Now that COVID vaccinations are widely available across the U.S., attention is shifting to the percentage of the U.S. population that does not plan to get vaccinated. Results from a mid-February 2021 survey conducted by the Pew Research Center indicated that 30 percent of U.S. adults either “probably” or “definitely” would not get the COVID vaccine. A series of polls from Monmouth University conducted in January, March, and April 2021 indicate 21 to 24 percent of U.S. adults will “likely never get the vaccine”. To learn more about commercial ag producers’ vaccination plans and to compare them to the U.S. population at large, we’ve been asking about producers’ vaccination plans going back to October 2020. The percentage of producers planning to get vaccinated as soon as possible rose from just 24 percent last October to 58 percent in January and has been fluctuating between 54 and 60 percent since that time. The percentage of commercial ag producers saying no they do not plan to get vaccinated declined from a high of 37 percent in October to 28 percent in January. Since January, the percentage of agricultural producers saying they do not plan to get vaccinated has ranged from 28 to 32 percent. These results suggest the reluctance to get vaccinated for COVID among U.S. ag producers mirrors that of the larger population of all U.S. adults.
Following a nearly one-year hiatus, more in-person ag field days, workshops, and educational events are being planned for 2021. On both the March and April barometer surveys, we asked producers if they are more or less likely to attend these programs than they were in 2020. Responses were mixed. Two-thirds to just over 70 percent of respondents said they are more likely to attend in-person events this year, but 28 to 35 percent of producers said they are less likely to attend in-person events. For program planners, this implies there is still a need to offer programs in a hybrid or virtual format to reach the broad audience of commercial ag producers.
The Ag Economy Barometer was virtually unchanged in April compared to March, but producers indicated more optimism about the future and a bit less optimism about current conditions than a month earlier.
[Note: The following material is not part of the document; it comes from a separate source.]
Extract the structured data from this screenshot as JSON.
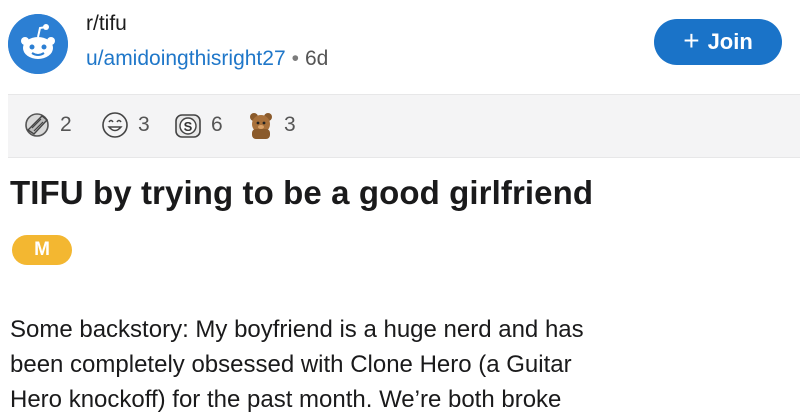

Ag producers continue to report expectations for very strong financial performance on the part of their farms and expect farmland values to continue to rise over the next year. However, producers were a bit less optimistic about the long-term outlook for farmland values, suggesting there might be some concern that recent farmland price rises might not be sustainable. Despite expectations for their farms’ strong financial performance, farmers were less inclined to think now is a good time for large investments in buildings and equipment than they were in March. However, when queried more specifically about their farm machinery investment plans, more producers in April said they planned to increase their farm machinery purchases than in March. Possible changes in U.S. tax policy are on the minds of ag producers. Ninety-five percent of survey respondents are either somewhat or very concerned that changes in tax policy being considered will make it more difficult to pass their farms on to the next generation.